When Greg Rutherford jumps on home soil something special usually happens and the Olympic champion delivered once again as he picked up Diamond League victory in Birmingham.
It is set to be a huge year for Rutherford as he goes on the hunt for the only major medal missing from his collection – World Championship gold.
The 28-year-old jumped 8.31m on his way to gold in London back in 2012 but he showed that he is still at the top of his game in the Midlands as he leapt 8.35m to record his longest effort on British soil.
Rutherford had been struggling with an injury in the build up to the event and feared that the long jumps wouldn't materialise in front of the home crowd.
But in the end he produced the goods and only used three attempts to wrap up the victory.
“I was absolutely over the moon, it's always great to win a competition, I knew it was going to be tough so I am chuffed to bits,” he said.
“I was holding an injury so I wasn't sure if it was going to happen today but in the end I only had to take three jumps and one of them was the longest I have ever jumped in the UK so I'm really happy with that.
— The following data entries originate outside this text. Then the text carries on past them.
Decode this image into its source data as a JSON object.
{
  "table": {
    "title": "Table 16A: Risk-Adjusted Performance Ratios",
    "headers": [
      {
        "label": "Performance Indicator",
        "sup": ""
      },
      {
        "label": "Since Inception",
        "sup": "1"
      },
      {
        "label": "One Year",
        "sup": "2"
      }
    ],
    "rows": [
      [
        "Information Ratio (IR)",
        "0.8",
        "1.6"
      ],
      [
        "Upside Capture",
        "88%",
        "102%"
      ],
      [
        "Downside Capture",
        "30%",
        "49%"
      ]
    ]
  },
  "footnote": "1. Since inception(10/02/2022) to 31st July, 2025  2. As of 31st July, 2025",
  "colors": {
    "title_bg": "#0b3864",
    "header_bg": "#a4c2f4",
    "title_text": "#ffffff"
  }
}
“It's always good to have a half-decent performance to be honest and I don't think I have ever won here so it's great.
“Today to come out and put that performance down was brilliant and there were some great performances.
“I love jumping in front of a British crowd, I had that at the Olympics and it sparked everything for me.”
It proved to be a mixed day for British athletes and none more so than Adam Gemili who ran 10-flat in his 100m heat before clocking 9.97 in the final.
However, the performance came at a cost as he tumbled over the finish line and suffered what appeared to be a torn hamstring.
It was a 100m final that also saw Richard Kilty and CJ Ujah go head to head with with the former coming out on top with a personal best of 10.05 and Ujah clocking 10.11.
“I am starting to find my feet outdoors but I am not going to try and rush it, by the looks of things I am getting faster every race, it’s a matter of when,” said Kilty.
“I will break ten seconds for sure, it’s just a matter of time now.
“I just need to work on my starts, they have not been as good as they have been indoors and I think that once I get that and put the right race together it’s just a matter of time.”
In the women's 100m hurdles Tiffany Porter clocked 12.65 to finish third behind the American duo Dawn Harper-Nelson and Brianna Rollins while Serita Solomon smashed her personal best to clock 12.87 in fifth.
And in the women's 200m Dina Asher-Smith continued her fine form with another blistering run that saw her clock a personal best of 22.30 to finish third – 0.01 seconds off top spot.
“That really took it out of me but I'm just really happy with that, yesterday I was just hopeful that I could get somewhere close to my personal best,” said Asher-Smith.
“But to do that is just wow, I'm really really happy. The key to the race was maintaining my form.
“I hope that I can keep going and posting quick times. To be fair that took it out of me so I've got some strength training to do before I can even look at the 200m record.”